Tuesday, March 1, 2011

How McCain-2008 Lies

I've been perplexed for a while how Republicans do so poorly on California redistricting plans that people draw up using Dave's App. After all, Republicans hold only 36% of the congressional seats now. If you only include Republican and Democratic vote totals, Republicans have never been beaten 64%-36% in a statewide California election.

All of these calculations use Obama-McCain numbers to judge how competitive a congressional district is. Those numbers don't tell us the truth.


Barack Obama won California 62%-38%. If you look at the 16 statewide elections in 2006 and 2010, Obama beats the Democrat in 15 of them. Even at their best Obama outpaced California Democratic candidates by 2-12 points. Unfortunately California held no statewide elections in 2008, so we can't compare apples to apples. With 16 elections before and after the Obama election we have a good sample how candidates will do statewide. "Aha," you say. "But Barack Obama was an exceptional candidate." Exactly. And he won't be running for California statewide or congressional office. Yet we look at his numbers when judging how congressional candidates will do. The Democrats only have one Barack Obama. Other candidates don't generate that excitement.

So let's look at how congressmen did.



This group of Democratic congressmen are in majority-minority districts. These are overwhelmingly Democratic. Due to the Voting Rights Act rules, there likely will be a similar amount of these districts in 2012. Since they'll have the same proportion of Blacks and Hispanics as these districts do, we'll likely be able to set aside those voters for these districts. They won't impact the remaining 33 districts very much.



Here are 14 White Majority Democratic districts. Republicans did a lot better in House, Senate, and Gubernatorial races in 2010 compared to Barack Obama in 2008. Despite having strong incumbents and often having weak challengers these congressmen didn't do much better in 2008 and 2006 than Obama did.



Republican congressmen outperformed John McCain in 50 of the 52 contested congressional elections from 2006-2010. This includes a Republican year and two Democratic years, Republicans with strong challengers and weak ones, and 3 open seats. (highlighted in pink) At their worst, Republican congressmen outperformed John McCain by 12 points. At their best they were 21 points better. If you average the seats that'll be contested in 2012, the range was 4-12 points more Republican.



If the McCain numbers were reflective Republicans would win 16 seats in an average year. If you add 4 points to each Republican, you'll get Republicans ending up with 23-24 congressmen in an average year.
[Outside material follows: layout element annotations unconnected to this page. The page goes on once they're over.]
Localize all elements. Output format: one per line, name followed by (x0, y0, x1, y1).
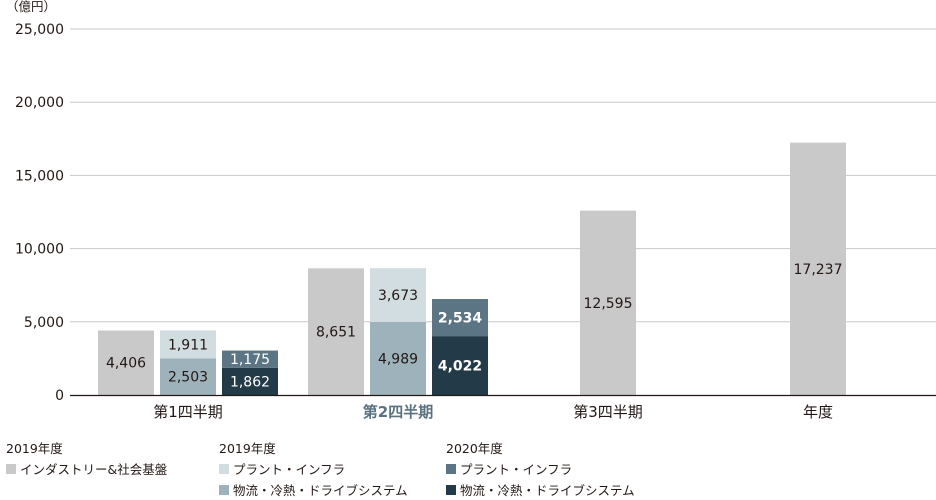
x-tick-label: 第3四半期 (573, 403, 643, 421)
data-label: 1,175 (230, 352, 270, 368)
legend-title: 2020年度 (446, 441, 503, 456)
data-label: 2,503 (168, 370, 208, 386)
legend-label: プラント・インフラ (233, 462, 346, 477)
legend-item: 物流・冷熱・ドライブシステム (219, 479, 408, 500)
legend-group-3: 2020年度 プラント・インフラ 物流・冷熱・ドライブシステム (446, 440, 635, 500)
data-label: 17,237 (794, 262, 843, 278)
y-unit-label: （億円） (6, 0, 56, 14)
y-tick-label: 15,000 (15, 168, 64, 184)
legend-title: 2019年度 (219, 441, 276, 456)
bar-segment (370, 268, 426, 322)
data-label: 4,406 (106, 356, 146, 372)
bar-segment (370, 321, 426, 395)
y-tick-label: 25,000 (15, 22, 64, 38)
legend-item: プラント・インフラ (219, 458, 408, 479)
legend-group-1: 2019年度 インダストリー&社会基盤 (6, 440, 167, 479)
legend-swatch (219, 484, 229, 495)
legend-group-2: 2019年度 プラント・インフラ 物流・冷熱・ドライブシステム (219, 440, 408, 500)
data-label: 1,862 (230, 374, 270, 390)
bar-segment (790, 142, 846, 395)
y-tick-label: 20,000 (15, 95, 64, 111)
bar-segment (308, 268, 364, 395)
data-label: 4,022 (438, 359, 482, 375)
legend-swatch (219, 463, 229, 474)
data-label: 8,651 (316, 325, 356, 341)
data-label: 3,673 (378, 288, 418, 304)
legend-swatch (446, 463, 456, 474)
bar-segment (580, 210, 636, 395)
legend-title: 2019年度 (6, 441, 63, 456)
legend-label: 物流・冷熱・ドライブシステム (460, 483, 635, 498)
x-tick-label: 第2四半期 (363, 403, 433, 421)
bar-segment (222, 367, 278, 395)
y-tick-label: 5,000 (24, 315, 64, 331)
x-tick-label: 第1四半期 (153, 403, 223, 421)
bar-segment (160, 330, 216, 359)
y-tick-label: 10,000 (15, 242, 64, 258)
bar-segment (222, 350, 278, 368)
data-label: 12,595 (584, 296, 633, 312)
legend-swatch (6, 463, 16, 474)
legend-item: 物流・冷熱・ドライブシステム (446, 479, 635, 500)
data-label: 2,534 (438, 311, 483, 327)
data-label: 4,989 (378, 351, 418, 367)
data-label: 1,911 (168, 337, 208, 353)
legend-item: インダストリー&社会基盤 (6, 458, 167, 479)
bar-segment (98, 330, 154, 395)
legend-label: 物流・冷熱・ドライブシステム (233, 483, 408, 498)
legend-label: インダストリー&社会基盤 (20, 462, 168, 477)
x-tick-label: 年度 (803, 403, 833, 421)
legend-label: プラント・インフラ (460, 462, 573, 477)
bar-segment (160, 358, 216, 395)
bar-segment (432, 299, 488, 337)
bar-segment (432, 336, 488, 395)
y-tick-label: 0 (55, 388, 64, 404)
legend-item: プラント・インフラ (446, 458, 635, 479)
legend-swatch (446, 484, 456, 495)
Based on Republican share of the vote in California that's about what you'd expect. If you add 2 points to each Republican, they'd get 18-19 congressmen in an average year. About what they have now.

It's possible that an open seat will be close to McCain but incumbent Republican congressmen will outperform him, in most cases by 12 or more points. If Barack Obama wins a district 51-49, an incumbent Republican will likely do at least 55%-45%. And incumbent Republicans will be running in 2012.

Thus, any evaluation you read based on John McCain's vote total will be biased to the Democrats.